CSI employees underwent daily security checks at a security gate. There were often long lines of vehicles waiting to both enter and exit the worksite, and the exit procedure caused delays of between five and more than 30 minutes. Employees were not paid for the time waiting to enter or exit the security gate.

To determine whether the time employees spent during the exit process was compensable, the Court looked at several factors, including: (1)  the activity’s mandatory nature; (2) the location of the activity; (3) the degree of employer control; (4) whether the activity primarily benefits the employee or employer; and (5) whether the activity is enforced through disciplinary measures.

The Court decided that the time was compensable because of the “indicia of employer control” – the exit procedure was mandatory and onsite, required employees to perform specific and supervised tasks, and primarily benefited the employer.

Question 2: “Is time spent on the employer’s premises in a personal vehicle, driving between the Security Gate and the employee parking lots, while subject to certain rules from the employer, compensable as ‘hours worked’ or as ‘employer-mandated travel’…?”

CSI employees were not paid for the 10 to 15 minutes they spent driving between the employee parking lot and security gate at the start and end of each shift. Notably, there was only one road in and out on the private land where they were working, and employees were required to obey posted speed limits and rules restricting music volume and prohibiting honking horns.

The Court held that the drive time may be compensable as employer-mandated travel, but not as “hours worked.” In the Court’s view, the employer’s level of control over the employee is irrelevant to determine whether time is compensable as “employer-mandated travel.” Instead, Wage Order 16 requires employees to be paid for any travel undertaken at the direction and command of the employer after the employee’s arrival at the “first location,” if the employer requires the employee’s presence. Factors relevant to this analysis include, (1) the purpose served by the employee’s presence at the location; (2) the activities occurring at the location; and (3) the amount of time spent there at the location.

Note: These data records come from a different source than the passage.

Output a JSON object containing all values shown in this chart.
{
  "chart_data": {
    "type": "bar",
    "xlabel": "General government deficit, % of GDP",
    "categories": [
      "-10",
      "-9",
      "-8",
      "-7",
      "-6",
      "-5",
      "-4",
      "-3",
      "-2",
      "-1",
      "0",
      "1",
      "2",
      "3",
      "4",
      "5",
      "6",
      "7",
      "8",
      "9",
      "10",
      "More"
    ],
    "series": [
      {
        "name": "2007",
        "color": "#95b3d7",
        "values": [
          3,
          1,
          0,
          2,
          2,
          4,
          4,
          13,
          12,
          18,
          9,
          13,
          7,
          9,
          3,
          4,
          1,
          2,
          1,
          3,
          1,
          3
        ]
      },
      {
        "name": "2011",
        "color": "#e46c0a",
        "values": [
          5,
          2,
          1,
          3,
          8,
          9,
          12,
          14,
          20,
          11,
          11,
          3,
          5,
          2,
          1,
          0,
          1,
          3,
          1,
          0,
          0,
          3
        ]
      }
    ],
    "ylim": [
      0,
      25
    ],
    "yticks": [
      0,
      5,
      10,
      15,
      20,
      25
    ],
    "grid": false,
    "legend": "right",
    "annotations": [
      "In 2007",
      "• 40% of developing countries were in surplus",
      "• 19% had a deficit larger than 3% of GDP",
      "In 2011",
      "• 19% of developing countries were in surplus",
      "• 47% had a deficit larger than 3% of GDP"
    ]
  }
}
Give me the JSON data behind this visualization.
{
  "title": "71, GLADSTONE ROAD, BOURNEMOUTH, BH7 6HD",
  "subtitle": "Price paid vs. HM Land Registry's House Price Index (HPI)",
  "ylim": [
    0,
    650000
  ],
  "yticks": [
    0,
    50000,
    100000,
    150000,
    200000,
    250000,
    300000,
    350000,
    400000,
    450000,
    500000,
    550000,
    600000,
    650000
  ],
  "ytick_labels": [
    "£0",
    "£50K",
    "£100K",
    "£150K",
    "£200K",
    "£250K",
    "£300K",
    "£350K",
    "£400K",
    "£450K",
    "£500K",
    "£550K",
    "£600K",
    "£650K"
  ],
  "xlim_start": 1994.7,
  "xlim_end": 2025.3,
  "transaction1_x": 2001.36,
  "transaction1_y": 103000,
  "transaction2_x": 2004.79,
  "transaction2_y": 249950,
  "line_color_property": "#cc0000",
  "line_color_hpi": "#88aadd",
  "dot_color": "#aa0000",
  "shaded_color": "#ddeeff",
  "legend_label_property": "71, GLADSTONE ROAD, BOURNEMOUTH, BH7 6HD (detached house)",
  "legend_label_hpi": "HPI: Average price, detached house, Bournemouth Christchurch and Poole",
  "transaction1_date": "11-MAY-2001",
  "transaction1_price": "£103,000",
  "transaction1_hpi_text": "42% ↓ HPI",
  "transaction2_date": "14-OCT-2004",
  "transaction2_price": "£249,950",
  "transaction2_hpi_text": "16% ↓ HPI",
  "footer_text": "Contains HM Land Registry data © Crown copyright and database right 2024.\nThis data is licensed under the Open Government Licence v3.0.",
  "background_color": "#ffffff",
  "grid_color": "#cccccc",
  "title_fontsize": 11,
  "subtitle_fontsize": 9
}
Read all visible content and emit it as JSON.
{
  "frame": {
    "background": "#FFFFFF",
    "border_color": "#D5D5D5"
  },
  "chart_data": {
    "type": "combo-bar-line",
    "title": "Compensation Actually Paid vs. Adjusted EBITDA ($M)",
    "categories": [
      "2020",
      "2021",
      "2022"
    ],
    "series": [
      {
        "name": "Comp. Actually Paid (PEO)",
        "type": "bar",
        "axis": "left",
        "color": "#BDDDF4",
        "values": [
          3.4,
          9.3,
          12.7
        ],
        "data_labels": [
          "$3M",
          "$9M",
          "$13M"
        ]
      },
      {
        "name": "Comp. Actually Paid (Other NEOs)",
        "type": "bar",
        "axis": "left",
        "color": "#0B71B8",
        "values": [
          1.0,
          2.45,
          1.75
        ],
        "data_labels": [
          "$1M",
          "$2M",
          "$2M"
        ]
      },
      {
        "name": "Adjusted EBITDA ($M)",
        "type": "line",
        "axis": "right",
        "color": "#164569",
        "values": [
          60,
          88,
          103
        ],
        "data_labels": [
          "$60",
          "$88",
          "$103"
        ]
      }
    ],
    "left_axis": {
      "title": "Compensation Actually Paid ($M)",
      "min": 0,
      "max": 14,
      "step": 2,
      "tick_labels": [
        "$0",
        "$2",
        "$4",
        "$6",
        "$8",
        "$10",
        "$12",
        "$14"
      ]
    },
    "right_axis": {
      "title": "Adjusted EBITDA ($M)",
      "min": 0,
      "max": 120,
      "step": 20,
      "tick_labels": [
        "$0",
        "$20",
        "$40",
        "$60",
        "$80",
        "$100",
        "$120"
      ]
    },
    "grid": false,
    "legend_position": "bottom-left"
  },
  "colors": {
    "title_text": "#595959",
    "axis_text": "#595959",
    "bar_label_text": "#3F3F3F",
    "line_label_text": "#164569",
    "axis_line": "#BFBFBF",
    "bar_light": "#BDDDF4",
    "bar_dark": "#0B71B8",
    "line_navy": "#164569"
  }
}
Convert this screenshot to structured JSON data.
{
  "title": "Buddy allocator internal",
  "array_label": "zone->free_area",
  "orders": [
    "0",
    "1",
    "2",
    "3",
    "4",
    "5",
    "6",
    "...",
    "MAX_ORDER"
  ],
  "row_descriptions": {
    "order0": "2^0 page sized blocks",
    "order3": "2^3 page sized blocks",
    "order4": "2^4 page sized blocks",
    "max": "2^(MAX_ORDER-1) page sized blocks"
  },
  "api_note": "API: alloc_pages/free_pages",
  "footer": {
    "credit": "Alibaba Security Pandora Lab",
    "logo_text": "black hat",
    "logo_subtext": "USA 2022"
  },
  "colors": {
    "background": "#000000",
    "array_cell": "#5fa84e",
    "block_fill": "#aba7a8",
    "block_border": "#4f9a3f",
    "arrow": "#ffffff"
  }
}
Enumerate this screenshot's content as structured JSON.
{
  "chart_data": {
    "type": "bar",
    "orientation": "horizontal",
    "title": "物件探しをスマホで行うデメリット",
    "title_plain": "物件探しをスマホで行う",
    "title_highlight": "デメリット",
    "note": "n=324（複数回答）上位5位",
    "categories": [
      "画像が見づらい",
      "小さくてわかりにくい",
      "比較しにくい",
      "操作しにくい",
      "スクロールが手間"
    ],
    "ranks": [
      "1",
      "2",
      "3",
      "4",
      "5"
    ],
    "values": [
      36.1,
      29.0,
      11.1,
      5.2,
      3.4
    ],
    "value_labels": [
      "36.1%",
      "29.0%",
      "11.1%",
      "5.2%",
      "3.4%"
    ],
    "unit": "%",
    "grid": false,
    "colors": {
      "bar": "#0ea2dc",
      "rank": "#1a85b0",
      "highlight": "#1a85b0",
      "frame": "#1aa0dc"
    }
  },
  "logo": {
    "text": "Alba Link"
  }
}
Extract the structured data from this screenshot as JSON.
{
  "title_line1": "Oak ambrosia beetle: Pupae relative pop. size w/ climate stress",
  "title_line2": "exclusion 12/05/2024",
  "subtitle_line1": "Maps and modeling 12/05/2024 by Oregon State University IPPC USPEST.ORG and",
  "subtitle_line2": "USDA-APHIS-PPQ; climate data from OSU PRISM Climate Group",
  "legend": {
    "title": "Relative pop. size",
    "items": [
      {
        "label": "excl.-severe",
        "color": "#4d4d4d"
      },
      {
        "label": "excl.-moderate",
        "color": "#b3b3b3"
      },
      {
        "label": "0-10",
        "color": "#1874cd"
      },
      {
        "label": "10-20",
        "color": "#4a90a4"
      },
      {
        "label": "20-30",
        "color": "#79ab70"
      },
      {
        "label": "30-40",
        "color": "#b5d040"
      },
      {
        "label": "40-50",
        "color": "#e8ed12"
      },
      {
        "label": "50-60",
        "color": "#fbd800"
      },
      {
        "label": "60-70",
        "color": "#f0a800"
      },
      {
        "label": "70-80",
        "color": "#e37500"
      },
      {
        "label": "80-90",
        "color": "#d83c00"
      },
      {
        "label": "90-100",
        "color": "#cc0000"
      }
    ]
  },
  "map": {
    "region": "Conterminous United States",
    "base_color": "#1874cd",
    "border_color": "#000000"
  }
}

The Court did not have sufficient facts to rule on whether employees’ time driving from the security gate to the parking lot was “employer-mandated travel.” The Court was clear, though, that the drive time was not compensable “hours worked” because there was insufficient indicia of employer control. The rules in place during that drive time were designed to ensure “safe, lawful, and orderly conduct while traveling on the employer’s premises,” which are “necessary and appropriate in virtually every workplace.”

Question 3: “Is time spent on the employer’s premises, when workers are prohibited from leaving but not required to engage in employer-mandated activities compensable as ‘hours worked’… when that time was designated as an unpaid ‘meal period’ under a qualifying CBA?”

The Court answered this question in the affirmative, and ruled that time spent on a designated “unpaid meal period” is nonetheless compensable as “hours worked” if the employer prohibits the employee from leaving the employer’s premises or a designated area during the meal period, and if this prohibition prevents the employee from engaging in otherwise feasible personal activities.

The collective bargaining agreements (CBAs) applicable to CSI employees included an unpaid 30-minute meal period. However, CSI did not permit employees to leave the site for meals. Instead, employees were required to take their meal periods at designated areas near their worksite, and were not paid for the time.

The Court stated that it had insufficient information to rule on whether employees’ meal periods were so restricted as to be compensable “hours worked.” However, it confirmed the rule that “an unpaid, off-duty meal period requires that the employee ‘(1) has at least 30 minutes uninterrupted, (2) is free to leave the premises, and (3) is relieved of all duty for the entire period.” (Emphasis in original).

There’s lots to learn from this decision.  The takeaway?  Employers must ensure they compensate employees for all hours worked.  Depending on the circumstances, time spent undergoing entry and exit procedures may qualify as hours worked.  And employer-mandated travel must always be paid under California law.